Por Gustavo Pérez Firmat
Por muchos años uno de los puntos de referencia de la Cuba del Norte ha sido un restaurante llamado Versailles, situado en la esquina de la Calle Ocho y la Avenida 35, justo en el corazón de La Pequeña Habana. Lo único que el Versailles comparte con su homónimo francés son los espejos en las paredes. La gente va al Versailles no sólo para ver y ser vista, sino para multiplicarse. Tal vez por eso, cuando retiraron algunos de los espejos en 1991, se produjo un revuelo tal que la gerencia se vio obligada a ponerlos nuevamente en su lugar. Este pintoresco restaurante, mezcla de Cuban kitsch y Cuban kitchen, es un paraíso para los narcisos del patio: Nirvana de la Pequeña Habana. Allí la cena siempre es escena; todas las prendas que quieras lucir más todas las mariquitas que puedas deglutir multiplicadas hasta la saciedad por las superficies reflectoras. Y, de contra, una camarera que te dice, "mi vida".
Cruzando la calle está La Carreta, otro concurrido restaurante con un menú casi idéntico, pero con un mood muy distinto. Si el Versailles es visibilidad, La Carreta es discreteo: no hay espejos, escasean las ventanas y la iluminación es tenue. Refugiado en un reservado, disfrutando una medianoche a media luz, el retraído parroquiano de La Carreta no es ni mirón ni mirado.
Durante muchos años he alimentado la fantasía de que los espejos del Versailles conservan la imagen de todo aquel que ha pasado por allí, como cuando apagamos el televisor y las huellas borrosas de lo que estábamos viendo quedan en la pantalla. El salón de los espejos es también la casa de los espíritus. No por casualidad el Versailles se encuentra a sólo dos cuadras del Cementerio Woodland, que guarda los restos de muchos cubanos célebres, entre ellos el padre de Desi Arnaz, cuyas cenizas reposan en un nicho situado encima del de Gerardo Machado, y mi abuela.

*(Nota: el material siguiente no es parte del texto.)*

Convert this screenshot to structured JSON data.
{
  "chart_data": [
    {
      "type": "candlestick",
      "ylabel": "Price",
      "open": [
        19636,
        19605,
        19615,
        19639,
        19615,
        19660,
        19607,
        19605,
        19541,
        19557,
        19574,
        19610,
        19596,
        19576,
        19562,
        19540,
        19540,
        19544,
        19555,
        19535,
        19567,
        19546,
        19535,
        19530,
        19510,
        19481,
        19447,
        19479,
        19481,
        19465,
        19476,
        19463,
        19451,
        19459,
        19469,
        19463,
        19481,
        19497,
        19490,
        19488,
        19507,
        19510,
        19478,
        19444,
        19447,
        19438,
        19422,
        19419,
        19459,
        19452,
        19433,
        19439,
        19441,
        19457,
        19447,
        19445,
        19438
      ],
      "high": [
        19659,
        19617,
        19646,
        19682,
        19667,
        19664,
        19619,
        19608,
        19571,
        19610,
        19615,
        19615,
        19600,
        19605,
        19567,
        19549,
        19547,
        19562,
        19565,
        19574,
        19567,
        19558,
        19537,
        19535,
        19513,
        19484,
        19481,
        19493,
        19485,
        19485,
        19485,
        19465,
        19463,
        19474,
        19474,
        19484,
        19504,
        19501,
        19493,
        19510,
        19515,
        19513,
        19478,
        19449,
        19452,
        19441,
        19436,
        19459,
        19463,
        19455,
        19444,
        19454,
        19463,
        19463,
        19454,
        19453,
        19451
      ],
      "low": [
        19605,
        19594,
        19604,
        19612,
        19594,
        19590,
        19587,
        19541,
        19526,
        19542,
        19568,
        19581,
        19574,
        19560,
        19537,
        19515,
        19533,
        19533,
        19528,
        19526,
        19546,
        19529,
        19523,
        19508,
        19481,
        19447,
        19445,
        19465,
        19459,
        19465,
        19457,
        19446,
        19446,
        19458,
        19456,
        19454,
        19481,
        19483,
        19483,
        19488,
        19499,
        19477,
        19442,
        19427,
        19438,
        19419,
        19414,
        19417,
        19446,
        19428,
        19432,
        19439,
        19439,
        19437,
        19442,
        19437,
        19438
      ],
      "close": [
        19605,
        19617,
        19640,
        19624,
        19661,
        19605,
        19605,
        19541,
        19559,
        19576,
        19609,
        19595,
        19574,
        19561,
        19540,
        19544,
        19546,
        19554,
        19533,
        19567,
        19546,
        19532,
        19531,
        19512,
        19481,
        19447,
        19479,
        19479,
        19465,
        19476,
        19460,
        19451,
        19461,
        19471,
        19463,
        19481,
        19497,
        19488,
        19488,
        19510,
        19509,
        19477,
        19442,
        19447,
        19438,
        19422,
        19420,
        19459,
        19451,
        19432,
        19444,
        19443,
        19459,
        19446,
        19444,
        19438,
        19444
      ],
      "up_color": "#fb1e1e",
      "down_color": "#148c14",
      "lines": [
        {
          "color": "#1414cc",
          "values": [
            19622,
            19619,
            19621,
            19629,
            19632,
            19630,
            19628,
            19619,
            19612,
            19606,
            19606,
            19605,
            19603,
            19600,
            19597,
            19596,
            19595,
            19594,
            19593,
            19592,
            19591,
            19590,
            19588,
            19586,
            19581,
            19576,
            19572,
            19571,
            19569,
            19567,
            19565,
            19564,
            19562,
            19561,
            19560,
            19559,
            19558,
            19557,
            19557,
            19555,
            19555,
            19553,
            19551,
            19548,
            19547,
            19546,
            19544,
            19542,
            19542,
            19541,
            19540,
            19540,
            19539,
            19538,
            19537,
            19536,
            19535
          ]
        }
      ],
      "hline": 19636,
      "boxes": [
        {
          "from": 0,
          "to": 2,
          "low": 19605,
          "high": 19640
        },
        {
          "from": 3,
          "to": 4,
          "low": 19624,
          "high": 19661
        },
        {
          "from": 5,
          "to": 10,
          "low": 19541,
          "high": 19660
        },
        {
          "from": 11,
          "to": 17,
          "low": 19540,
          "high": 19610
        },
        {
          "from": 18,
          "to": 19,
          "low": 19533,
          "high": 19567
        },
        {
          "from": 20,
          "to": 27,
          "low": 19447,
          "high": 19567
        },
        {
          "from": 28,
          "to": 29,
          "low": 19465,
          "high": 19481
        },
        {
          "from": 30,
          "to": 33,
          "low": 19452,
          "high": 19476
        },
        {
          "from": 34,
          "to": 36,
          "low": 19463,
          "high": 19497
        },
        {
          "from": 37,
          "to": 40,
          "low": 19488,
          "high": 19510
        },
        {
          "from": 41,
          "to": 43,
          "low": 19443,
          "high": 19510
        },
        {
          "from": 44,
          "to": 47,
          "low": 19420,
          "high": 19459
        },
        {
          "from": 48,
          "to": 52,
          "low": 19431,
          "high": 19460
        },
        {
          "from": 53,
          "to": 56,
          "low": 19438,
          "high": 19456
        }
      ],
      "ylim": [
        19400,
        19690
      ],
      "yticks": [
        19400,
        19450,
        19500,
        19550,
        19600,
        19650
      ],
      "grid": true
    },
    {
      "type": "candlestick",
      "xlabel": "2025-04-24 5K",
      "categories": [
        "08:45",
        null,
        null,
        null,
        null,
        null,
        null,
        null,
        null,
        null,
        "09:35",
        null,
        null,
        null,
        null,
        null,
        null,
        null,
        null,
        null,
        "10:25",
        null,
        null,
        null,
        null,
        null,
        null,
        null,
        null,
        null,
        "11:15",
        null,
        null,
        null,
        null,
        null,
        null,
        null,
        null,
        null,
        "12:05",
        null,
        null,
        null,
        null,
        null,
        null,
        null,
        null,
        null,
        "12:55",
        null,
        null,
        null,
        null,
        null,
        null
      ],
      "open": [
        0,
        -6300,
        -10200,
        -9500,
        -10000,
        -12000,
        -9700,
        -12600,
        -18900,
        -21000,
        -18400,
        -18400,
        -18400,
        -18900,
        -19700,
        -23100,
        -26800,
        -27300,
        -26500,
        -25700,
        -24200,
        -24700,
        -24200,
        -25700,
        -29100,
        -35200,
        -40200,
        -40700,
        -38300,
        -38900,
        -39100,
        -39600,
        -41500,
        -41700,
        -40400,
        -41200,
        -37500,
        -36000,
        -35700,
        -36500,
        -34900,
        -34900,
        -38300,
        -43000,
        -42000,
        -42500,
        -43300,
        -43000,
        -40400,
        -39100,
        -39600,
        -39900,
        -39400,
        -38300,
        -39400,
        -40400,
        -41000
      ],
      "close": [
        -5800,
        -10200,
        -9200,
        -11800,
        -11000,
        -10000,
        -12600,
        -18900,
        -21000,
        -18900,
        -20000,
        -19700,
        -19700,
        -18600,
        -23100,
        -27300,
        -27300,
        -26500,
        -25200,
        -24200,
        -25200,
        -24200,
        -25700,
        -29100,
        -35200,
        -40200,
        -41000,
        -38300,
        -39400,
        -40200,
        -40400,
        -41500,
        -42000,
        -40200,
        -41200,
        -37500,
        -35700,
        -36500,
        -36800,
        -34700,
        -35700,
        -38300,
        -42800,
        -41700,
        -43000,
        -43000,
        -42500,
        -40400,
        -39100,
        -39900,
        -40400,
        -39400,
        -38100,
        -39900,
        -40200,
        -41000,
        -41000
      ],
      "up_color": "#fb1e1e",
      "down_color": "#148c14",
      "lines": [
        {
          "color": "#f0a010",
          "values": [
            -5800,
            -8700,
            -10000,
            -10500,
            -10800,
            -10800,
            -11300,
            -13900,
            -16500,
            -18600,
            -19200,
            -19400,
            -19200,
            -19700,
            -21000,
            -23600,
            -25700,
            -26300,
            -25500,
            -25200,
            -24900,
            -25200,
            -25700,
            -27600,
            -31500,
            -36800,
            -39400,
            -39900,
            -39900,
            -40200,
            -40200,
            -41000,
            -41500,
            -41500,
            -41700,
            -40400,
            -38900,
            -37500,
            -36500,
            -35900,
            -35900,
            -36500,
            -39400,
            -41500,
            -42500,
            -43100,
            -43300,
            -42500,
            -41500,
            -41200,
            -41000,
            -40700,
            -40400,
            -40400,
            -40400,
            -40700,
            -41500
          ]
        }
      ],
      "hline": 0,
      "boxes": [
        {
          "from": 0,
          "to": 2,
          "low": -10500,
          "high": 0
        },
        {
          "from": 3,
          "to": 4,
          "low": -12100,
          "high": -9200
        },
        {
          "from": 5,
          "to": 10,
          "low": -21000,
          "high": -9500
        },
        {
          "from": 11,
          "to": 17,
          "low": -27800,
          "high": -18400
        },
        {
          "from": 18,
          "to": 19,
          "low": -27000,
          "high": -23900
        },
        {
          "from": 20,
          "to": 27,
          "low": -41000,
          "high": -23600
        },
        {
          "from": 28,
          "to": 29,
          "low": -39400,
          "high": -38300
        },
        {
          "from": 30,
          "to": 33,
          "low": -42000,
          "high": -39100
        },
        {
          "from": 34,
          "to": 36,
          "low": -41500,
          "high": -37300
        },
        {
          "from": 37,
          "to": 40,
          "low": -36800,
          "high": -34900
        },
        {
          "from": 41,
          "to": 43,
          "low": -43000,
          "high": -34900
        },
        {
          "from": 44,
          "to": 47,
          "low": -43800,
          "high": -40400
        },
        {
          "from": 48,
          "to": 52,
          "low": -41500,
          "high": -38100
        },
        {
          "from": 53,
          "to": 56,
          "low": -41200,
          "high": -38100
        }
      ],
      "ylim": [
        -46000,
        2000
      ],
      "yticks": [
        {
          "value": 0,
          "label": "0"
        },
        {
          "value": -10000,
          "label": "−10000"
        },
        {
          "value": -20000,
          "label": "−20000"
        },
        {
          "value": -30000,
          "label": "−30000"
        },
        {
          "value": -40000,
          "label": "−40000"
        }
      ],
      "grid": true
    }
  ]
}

En muchas ocasiones los demógrafos han numerado la población cubana de Miami. Pero ¿se le ha ocurrido a alguien contar el número de cubanos que han muerto en Miami? Si la ciudad es una pequeña Habana, no es sólo por los cubanos que allí viven, sino también -y sobre todo- por los que allí han muerto. Los vivos siempre podemos mudarnos; los muertos no. Ellos son los únicos residentes permanentes de verdad. Aunque la dictadura castrista terminara mañana mismo y todos los exiliados regresáramos a nuestra patria, Miami seguiría siendo una pequeña Habana. Nuestros muertos así lo han determinado.
El Versailles es una montería de recuerdos. La historia de la Cuba del Norte ‑triste pero feliz‑ está grabada en sus refulgentes paredes. Cuando me llegue el momento de tomar mi último chocolate y pagar lo poco que debo, quisiera desaparecer en uno de esos espejos. (Preferiría el que está detrás del mostrador, junto a la máquina de hacer espresso.) Mi ambición y mi esperanza es ser un reflejo en el Versailles.